1. büyük bir şehrin merkezi bir ilçesinde oturuyorum, her akşam aynı meydandan çirkin binalar ve kahve önünü mesken tutmuş tedirgin edici bakışlara sahip orta yaşlı adamların arasından eve doğru yürüyorum. kafamı nefes almak için birkaç saniyeliğine göğe kaldırdığımda güneşin pembenin en güzel renklerini etrafa saçarak battığını fark ediyorum ama çirkin binalar tüm zalimlikleriyle ufku kapatmış. bir yerlerde batan güneş görünüyor, bir deniz kenarında birleri o gün batımında huzuru buluyor ama zalim binalar benden günün benim için tek güzel anını çalıyor. o yolu her akşam yürürken tüm binalardan nefret ediyorum.

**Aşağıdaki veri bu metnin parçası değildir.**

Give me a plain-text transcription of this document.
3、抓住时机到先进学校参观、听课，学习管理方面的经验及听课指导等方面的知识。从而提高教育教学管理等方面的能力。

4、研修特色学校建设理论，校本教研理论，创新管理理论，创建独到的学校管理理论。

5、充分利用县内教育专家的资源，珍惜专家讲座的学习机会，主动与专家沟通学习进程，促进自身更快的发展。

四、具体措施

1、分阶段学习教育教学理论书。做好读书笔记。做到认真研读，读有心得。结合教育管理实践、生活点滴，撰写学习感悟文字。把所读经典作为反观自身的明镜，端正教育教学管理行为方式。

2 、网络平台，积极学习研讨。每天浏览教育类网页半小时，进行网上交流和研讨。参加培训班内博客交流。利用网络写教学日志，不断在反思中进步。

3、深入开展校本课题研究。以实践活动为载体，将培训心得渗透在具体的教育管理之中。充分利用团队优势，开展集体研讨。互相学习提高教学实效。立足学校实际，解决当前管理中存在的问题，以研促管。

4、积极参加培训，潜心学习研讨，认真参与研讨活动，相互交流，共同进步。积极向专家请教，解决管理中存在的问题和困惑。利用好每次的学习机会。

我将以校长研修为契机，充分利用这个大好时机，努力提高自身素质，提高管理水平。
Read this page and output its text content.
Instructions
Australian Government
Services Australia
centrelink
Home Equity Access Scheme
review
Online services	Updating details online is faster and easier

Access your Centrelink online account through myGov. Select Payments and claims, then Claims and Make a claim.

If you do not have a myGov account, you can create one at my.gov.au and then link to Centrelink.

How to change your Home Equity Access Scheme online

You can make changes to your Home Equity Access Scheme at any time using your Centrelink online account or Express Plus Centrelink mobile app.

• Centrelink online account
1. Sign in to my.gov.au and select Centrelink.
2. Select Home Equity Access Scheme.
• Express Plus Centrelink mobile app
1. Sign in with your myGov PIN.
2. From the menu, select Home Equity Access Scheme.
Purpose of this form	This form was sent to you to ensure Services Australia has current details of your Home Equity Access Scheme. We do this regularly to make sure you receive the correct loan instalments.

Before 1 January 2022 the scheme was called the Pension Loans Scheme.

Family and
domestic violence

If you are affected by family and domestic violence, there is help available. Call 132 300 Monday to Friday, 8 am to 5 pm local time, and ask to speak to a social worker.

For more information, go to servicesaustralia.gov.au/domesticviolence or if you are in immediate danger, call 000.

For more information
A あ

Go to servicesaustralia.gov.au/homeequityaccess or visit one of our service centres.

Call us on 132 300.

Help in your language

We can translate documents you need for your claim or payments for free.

    bugün umut üzerine düşündüm, yarım kalmış bir şeyler yaşadığım birine dair umutlarım. umut biterse acı da biter, dedi, bir dost. inancım biteli çok oldu umut nasıl biter bilemedim. gönlümün delice istediği ve çabucak kaybettiği şeyin artık gerçekleşmeyeceğine dair tüm varlığım üzerine iddiaya girecek kadar eminim.
    fakat bu iddiayı kaybetmeyi çok isterdim.
    işte böyle bir çıkmaz bugün de canıma batan çirkin binalar arasında.